I have lived in Atlanta, GA. and in New Orleans so I know all about the humidity! It's not that bad if you live in it all the time, you just get used to it, but for us to have it would be like if South Beach was covered in a foot of snow. I love to see how ya'll would deal with that!:rofl_200:
It really hasn't been that bad around here since I have had a NW wind blowing off of lake Superior keeping us out of the 100's for the most part. I have lots of lakeshore to ride along and it's been nice to get out of work then ride along the shoreline to Paradise and back.:thumbs up:
Can we agree South Beach is
never going to be covered in a foot of snow! Even during the last glacier migration, they only got to OH, maybe that's why OH girls are so cold, & love to go to South Beach to 'get hot!'
I've been to NMU in Marquette MI in the winter and that's cold! I'll take 'too-warm' over 'too-cold' any day!
If I have work to do, and can't arrange to work before & after the middle of the day, I will work straight through. You're soaked through after an hour of strenuous work anyway, so just keep drinking water
regularly and wind it up ASAP.
I do have a relatively unique claim, I fought a structure fire in the snow in south FL, an elderly woman burned to death after her Dade County (FL) pine-constructed home caught fire during a cold snap. It was the only recorded snowfall in Dade Co. FL (Miami). Flurries, no accumulation of course.
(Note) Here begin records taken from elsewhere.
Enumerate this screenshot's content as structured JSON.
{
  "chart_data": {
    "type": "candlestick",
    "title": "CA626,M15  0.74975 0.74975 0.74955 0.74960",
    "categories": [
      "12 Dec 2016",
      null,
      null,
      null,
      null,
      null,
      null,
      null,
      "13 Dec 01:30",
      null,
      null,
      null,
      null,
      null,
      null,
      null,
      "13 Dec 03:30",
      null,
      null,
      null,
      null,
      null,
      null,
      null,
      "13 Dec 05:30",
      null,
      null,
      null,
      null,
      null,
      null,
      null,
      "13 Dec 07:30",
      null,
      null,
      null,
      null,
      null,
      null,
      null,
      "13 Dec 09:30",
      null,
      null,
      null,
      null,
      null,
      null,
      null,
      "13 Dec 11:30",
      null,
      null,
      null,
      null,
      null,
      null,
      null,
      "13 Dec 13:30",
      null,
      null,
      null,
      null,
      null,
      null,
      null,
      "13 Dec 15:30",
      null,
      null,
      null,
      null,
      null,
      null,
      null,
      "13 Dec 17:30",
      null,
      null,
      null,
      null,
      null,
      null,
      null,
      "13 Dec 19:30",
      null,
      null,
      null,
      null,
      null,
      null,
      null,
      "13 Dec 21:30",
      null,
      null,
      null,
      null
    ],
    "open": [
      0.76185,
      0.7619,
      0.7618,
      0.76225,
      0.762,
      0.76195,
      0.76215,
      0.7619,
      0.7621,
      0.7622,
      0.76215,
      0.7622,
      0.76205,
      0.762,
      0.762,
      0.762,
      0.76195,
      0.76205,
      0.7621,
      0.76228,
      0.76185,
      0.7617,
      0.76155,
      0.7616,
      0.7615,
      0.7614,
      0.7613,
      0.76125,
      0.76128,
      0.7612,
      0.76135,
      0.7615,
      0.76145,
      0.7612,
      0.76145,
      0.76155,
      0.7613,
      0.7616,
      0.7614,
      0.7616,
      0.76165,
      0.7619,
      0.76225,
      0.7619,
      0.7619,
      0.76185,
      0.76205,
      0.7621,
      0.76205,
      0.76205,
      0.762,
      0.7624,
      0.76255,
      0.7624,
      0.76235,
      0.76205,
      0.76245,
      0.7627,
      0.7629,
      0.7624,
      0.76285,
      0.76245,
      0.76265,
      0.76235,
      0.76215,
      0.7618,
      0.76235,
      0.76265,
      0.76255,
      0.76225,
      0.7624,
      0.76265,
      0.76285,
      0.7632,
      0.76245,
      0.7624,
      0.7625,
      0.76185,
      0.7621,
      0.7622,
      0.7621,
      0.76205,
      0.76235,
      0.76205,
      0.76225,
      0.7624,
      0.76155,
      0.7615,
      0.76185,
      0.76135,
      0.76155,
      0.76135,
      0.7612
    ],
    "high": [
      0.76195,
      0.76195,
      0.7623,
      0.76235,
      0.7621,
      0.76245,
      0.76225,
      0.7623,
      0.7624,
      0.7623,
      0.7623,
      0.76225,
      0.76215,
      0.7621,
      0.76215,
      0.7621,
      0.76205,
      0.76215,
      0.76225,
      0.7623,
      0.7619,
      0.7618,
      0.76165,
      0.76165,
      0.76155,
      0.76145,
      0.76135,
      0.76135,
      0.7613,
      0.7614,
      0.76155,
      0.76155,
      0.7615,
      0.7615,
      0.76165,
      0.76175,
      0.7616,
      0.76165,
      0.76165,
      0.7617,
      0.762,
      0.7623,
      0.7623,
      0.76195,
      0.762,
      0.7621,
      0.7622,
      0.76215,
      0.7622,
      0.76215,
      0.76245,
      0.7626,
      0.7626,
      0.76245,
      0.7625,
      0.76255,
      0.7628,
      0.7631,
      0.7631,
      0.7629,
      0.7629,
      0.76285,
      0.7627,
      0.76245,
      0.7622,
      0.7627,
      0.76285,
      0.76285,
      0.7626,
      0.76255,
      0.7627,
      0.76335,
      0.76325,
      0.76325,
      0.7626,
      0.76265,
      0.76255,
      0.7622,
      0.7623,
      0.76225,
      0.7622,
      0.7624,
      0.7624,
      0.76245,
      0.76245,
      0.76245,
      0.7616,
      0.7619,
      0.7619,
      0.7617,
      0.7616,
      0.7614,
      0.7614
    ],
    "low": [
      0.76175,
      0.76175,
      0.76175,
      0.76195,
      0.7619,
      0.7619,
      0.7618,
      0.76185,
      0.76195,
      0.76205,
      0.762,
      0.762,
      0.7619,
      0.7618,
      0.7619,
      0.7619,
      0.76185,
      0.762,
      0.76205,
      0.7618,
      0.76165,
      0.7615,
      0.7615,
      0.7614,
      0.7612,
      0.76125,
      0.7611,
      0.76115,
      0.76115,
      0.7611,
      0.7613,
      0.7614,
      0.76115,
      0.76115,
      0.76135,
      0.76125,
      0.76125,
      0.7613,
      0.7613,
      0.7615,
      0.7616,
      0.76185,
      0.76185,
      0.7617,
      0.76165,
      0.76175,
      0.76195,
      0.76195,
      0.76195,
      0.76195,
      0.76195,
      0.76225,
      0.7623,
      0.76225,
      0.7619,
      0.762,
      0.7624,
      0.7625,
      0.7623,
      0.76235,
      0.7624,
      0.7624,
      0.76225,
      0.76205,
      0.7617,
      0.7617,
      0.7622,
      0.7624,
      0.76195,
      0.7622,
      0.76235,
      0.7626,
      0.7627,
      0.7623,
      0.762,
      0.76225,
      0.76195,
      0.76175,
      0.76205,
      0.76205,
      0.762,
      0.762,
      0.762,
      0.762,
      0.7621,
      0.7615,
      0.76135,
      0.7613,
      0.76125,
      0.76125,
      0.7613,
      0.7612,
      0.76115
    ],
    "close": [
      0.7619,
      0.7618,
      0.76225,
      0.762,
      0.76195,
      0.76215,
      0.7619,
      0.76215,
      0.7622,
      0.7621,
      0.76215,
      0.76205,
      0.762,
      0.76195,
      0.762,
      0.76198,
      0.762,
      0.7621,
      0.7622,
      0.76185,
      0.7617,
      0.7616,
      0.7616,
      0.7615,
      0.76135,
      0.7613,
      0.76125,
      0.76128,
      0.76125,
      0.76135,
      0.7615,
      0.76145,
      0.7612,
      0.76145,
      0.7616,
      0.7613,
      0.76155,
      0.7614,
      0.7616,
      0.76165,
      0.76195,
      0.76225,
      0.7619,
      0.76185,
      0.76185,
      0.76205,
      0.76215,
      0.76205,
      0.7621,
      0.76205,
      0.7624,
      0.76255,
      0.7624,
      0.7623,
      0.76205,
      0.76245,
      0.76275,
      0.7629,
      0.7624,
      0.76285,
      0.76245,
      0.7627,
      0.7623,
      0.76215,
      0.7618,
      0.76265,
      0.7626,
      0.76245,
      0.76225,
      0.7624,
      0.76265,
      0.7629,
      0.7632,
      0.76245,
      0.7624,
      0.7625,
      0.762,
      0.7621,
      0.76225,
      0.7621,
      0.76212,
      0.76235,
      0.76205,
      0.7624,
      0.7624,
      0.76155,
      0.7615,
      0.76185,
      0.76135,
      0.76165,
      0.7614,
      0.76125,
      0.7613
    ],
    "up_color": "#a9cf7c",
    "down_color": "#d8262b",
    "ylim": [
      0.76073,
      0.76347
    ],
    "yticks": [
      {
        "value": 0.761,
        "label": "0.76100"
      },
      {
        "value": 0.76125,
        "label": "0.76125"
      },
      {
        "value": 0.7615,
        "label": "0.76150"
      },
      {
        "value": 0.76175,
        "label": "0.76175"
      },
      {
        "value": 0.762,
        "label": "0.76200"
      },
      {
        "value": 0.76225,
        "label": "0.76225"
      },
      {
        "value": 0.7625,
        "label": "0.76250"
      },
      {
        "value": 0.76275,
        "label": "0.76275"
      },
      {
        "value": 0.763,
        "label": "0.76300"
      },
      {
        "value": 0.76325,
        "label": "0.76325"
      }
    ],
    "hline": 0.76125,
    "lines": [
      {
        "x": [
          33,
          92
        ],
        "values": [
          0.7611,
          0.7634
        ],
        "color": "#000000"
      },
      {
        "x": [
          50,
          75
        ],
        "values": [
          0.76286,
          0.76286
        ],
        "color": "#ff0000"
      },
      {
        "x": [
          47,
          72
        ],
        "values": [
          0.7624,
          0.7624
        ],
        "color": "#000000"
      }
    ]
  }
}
Riding is not something I do much of during the heat of the day. I do have a pair of Alpinestar Aero mesh ventilated pants, I wear shorts under them. I use a Fieldsheer mesh jacket & a Shark modular helmet, so all of that keeps me pretty cool, relatively speaking. If it rains, you get some good cooling as long as you keep moving. The mesh top & bottom really work well then.
My buddy in MI just bought a family homestead on the shore of Lake Superior, it has some acreage I think, not sure where it is, but it's on the shoreline. He said it's a 3-season home only. Maybe one day we'll get up there on our bikes. Retirement isn't that far-off.